1. All policies fall into one of two camps.
There are term policies, or pure insurance coverage. And there are the many variants of whole life, which combine an investment product with pure term insurance and build cash value.
2. Insurance is sold, not bought.
Agents sell the vast majority of life policies written in the U.S. because the life insurance industry has a vested interest in pushing high-commission (and high-profit) whole-life policies.
3. Whole life is expensive.
Policies with an investment component cost many times more than term policies. As a result, many people who buy whole life often can’t afford an adequate face value, leaving themselves underinsured.
4. Whole-life policies are built on assumptions.
The returns quoted by the agent are simply guesses – not reality. And some companies keep these guesses of future returns on the high side to attract more buyers.
5. Keep your investing and insurance strictly separate.
There are better places to invest – and without the high commissions of whole-life policies.
6. Buy enough term coverage to fill your needs.
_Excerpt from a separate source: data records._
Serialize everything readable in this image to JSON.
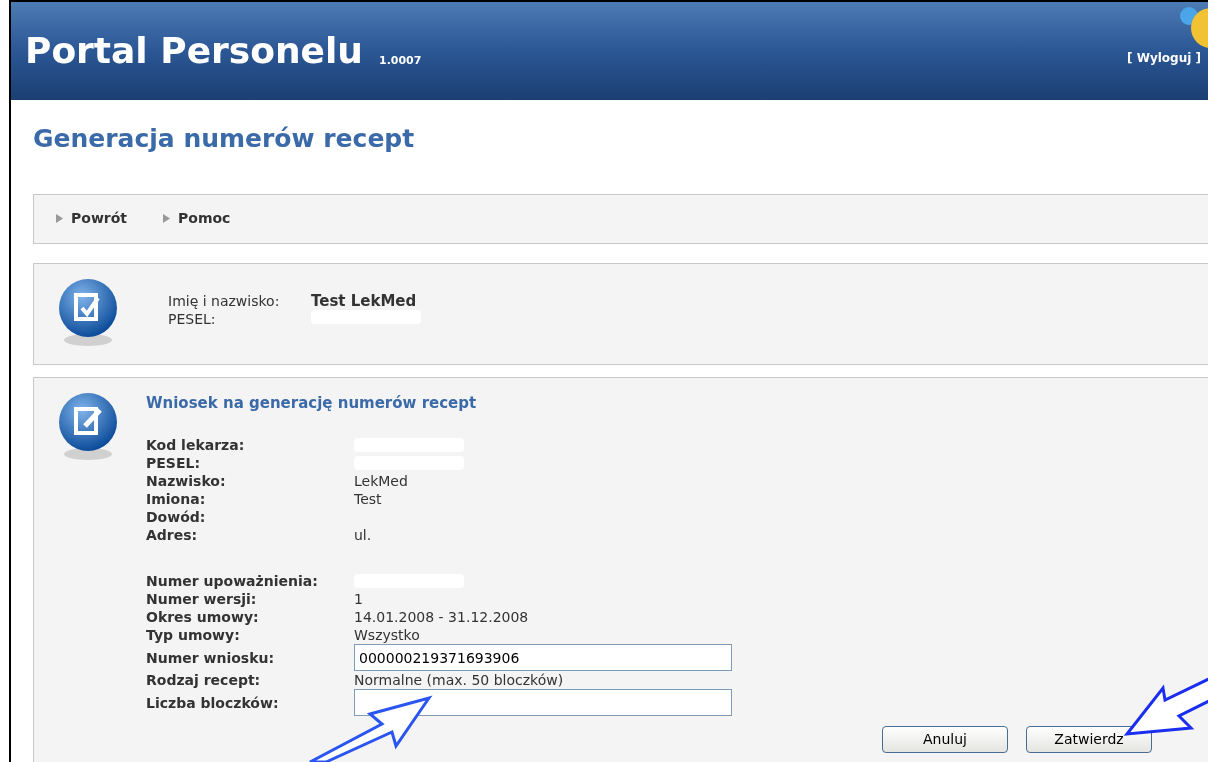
{
  "header": {
    "title": "Portal Personelu",
    "version": "1.0007",
    "logout": "[ Wyloguj ]"
  },
  "page_title": "Generacja numerów recept",
  "nav": [
    {
      "label": "Powrót"
    },
    {
      "label": "Pomoc"
    }
  ],
  "person": {
    "fields": [
      {
        "label": "Imię i nazwisko:",
        "value": "Test LekMed",
        "kind": "text"
      },
      {
        "label": "PESEL:",
        "kind": "redacted"
      }
    ]
  },
  "request": {
    "title": "Wniosek na generację numerów recept",
    "groups": [
      [
        {
          "label": "Kod lekarza:",
          "kind": "redacted"
        },
        {
          "label": "PESEL:",
          "kind": "redacted"
        },
        {
          "label": "Nazwisko:",
          "value": "LekMed",
          "kind": "text"
        },
        {
          "label": "Imiona:",
          "value": "Test",
          "kind": "text"
        },
        {
          "label": "Dowód:",
          "kind": "text"
        },
        {
          "label": "Adres:",
          "value": "ul.",
          "kind": "text"
        }
      ],
      [
        {
          "label": "Numer upoważnienia:",
          "kind": "redacted"
        },
        {
          "label": "Numer wersji:",
          "value": "1",
          "kind": "text"
        },
        {
          "label": "Okres umowy:",
          "value": "14.01.2008 - 31.12.2008",
          "kind": "text"
        },
        {
          "label": "Typ umowy:",
          "value": "Wszystko",
          "kind": "text"
        },
        {
          "label": "Numer wniosku:",
          "value": "000000219371693906",
          "kind": "input"
        },
        {
          "label": "Rodzaj recept:",
          "value": "Normalne (max. 50 bloczków)",
          "kind": "text"
        },
        {
          "label": "Liczba bloczków:",
          "kind": "input"
        }
      ]
    ],
    "buttons": [
      "Anuluj",
      "Zatwierdz"
    ]
  }
}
Life insurance is no place to skimp, especially with rates at historic lows.
7. Match the term of the policy to your needs.
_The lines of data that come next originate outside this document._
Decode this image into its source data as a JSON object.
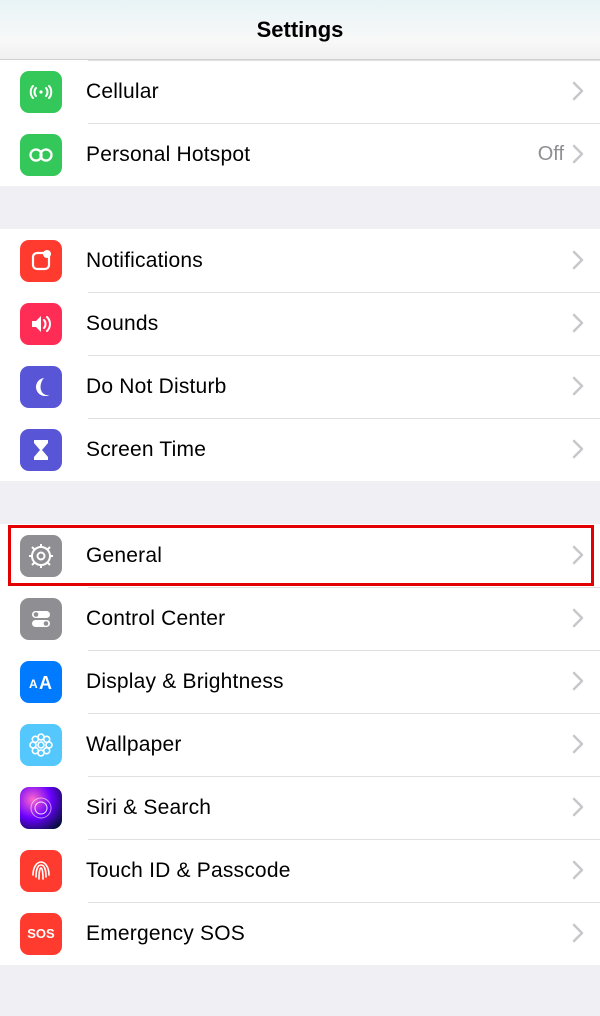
{
  "header": {
    "title": "Settings"
  },
  "groups": [
    {
      "items": [
        {
          "id": "cellular",
          "label": "Cellular",
          "value": ""
        },
        {
          "id": "hotspot",
          "label": "Personal Hotspot",
          "value": "Off"
        }
      ]
    },
    {
      "items": [
        {
          "id": "notifications",
          "label": "Notifications",
          "value": ""
        },
        {
          "id": "sounds",
          "label": "Sounds",
          "value": ""
        },
        {
          "id": "dnd",
          "label": "Do Not Disturb",
          "value": ""
        },
        {
          "id": "screentime",
          "label": "Screen Time",
          "value": ""
        }
      ]
    },
    {
      "items": [
        {
          "id": "general",
          "label": "General",
          "value": "",
          "highlighted": true
        },
        {
          "id": "control",
          "label": "Control Center",
          "value": ""
        },
        {
          "id": "display",
          "label": "Display & Brightness",
          "value": ""
        },
        {
          "id": "wallpaper",
          "label": "Wallpaper",
          "value": ""
        },
        {
          "id": "siri",
          "label": "Siri & Search",
          "value": ""
        },
        {
          "id": "touchid",
          "label": "Touch ID & Passcode",
          "value": ""
        },
        {
          "id": "sos",
          "label": "Emergency SOS",
          "value": ""
        }
      ]
    }
  ]
}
You want the policy to last as long as it takes for your dependents to leave the nest – or for your retirement income to kick in.
8. Buy when you’re healthy.
Older people and those not in the best of health pay steeply higher rates for life insurance – so buy as early as you can, but don’t buy until you have dependents.
9. Tell the truth.
There’s no sense in shading the facts on your application to get a lower rate. Be assured that if a large claim is made, the insurance company will investigate before paying.
10. Use the Web to shop.
Buying life insurance has never been easier, thanks to the Internet. You can get tons of quotes – and avoid the pushy salespeople.
The above post is from the CNN Money series called “Money 101.”